By Ron Dicker
A 10-minute ovation and Lee’s takedown of the “motherf**ker” president made it a festival day to remember.
The Cannes Film Festival audience did the right thing at the premiere of Spike Lee’s “BlacKkKlansman” Monday, showering the director with a 10-minute ovation, according to The Hollywood Reporter.
The adoration didn’t end there.
The crowd applauded several times during the screening, and erupted for four minutes as the credits rolled. Guests stood and clapped for an additional six minutes, the show business publication wrote.

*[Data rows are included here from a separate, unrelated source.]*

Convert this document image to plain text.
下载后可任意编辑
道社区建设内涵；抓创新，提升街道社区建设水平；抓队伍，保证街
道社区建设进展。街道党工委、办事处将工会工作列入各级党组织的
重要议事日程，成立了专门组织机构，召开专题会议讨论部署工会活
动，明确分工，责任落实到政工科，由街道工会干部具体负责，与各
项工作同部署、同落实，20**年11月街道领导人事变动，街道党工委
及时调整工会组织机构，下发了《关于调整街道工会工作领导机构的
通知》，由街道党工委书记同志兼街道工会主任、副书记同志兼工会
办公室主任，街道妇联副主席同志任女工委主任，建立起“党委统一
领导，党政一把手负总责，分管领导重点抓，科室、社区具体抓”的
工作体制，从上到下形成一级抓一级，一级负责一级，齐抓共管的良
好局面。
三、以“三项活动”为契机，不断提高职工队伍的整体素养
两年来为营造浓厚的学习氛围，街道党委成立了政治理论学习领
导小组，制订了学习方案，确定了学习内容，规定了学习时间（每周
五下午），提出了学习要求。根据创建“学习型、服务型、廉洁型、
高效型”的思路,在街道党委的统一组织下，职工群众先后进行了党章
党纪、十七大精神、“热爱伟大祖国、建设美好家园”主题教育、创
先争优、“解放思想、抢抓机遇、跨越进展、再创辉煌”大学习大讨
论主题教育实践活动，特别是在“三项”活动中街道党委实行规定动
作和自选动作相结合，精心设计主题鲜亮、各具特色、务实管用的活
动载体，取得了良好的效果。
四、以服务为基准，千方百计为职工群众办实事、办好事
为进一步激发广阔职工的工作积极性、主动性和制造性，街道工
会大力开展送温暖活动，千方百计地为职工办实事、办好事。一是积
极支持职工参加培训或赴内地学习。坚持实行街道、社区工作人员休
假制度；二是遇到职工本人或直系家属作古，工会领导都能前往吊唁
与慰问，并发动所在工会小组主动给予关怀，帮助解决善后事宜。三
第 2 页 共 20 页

Spike Lee gets a standing ovation. #Cannes2018 #Blackkklansman
Lee, whose “Do The Right Thing” lost the Palme d’Or top Cannes prize to Steven Soderbergh’s “sex lies and videotape” in 1989, may fare better this year, given the reception and early reviews.
Variety called the film a “major comeback for Lee” and “a welcome throwback to the days when Lee’s movies struck a nerve in the cultural conversation.” Time said it deserved to win an Oscar.
The film revolves around the true story of Ron Stallworth (John David Washington, Denzel’s son), a black Colorado Springs cop who infiltrated the Ku Klux Klan in the ’70s. Adam Driver, Topher Grace and Laura Harrier also star in the film, slated for an August release in the U.S.
A montage about last summer’s racial clash in Charlottesville, Virginia, ends the movie, providing a bookend to a Cannes day in which race ― and Lee ― dominated the conversation.
Lee included a dedication in the film to Heather Heyer, who was killed in Charlottesville by a man driving his car into people protesting white nationalism.
President Donald Trump infamously summed up the Charlottesville violence by saying there were “very fine people on both sides.”
Lee used that as a jumping-off point in a fiery condemnation of Trump at an earlier press conference.
“That motherfucker was given the chance to say we are about love, not hate,” Lee said in the clip below. “And that motherfucker did not denounce the motherfucking Klan, the alt-right, and those Nazis motherfuckers. It was a defining moment, and he could have said to the world ‘not the United States,’ that we were better than that.”
Lee added that the world had to wake up to “right-wing bullshit.”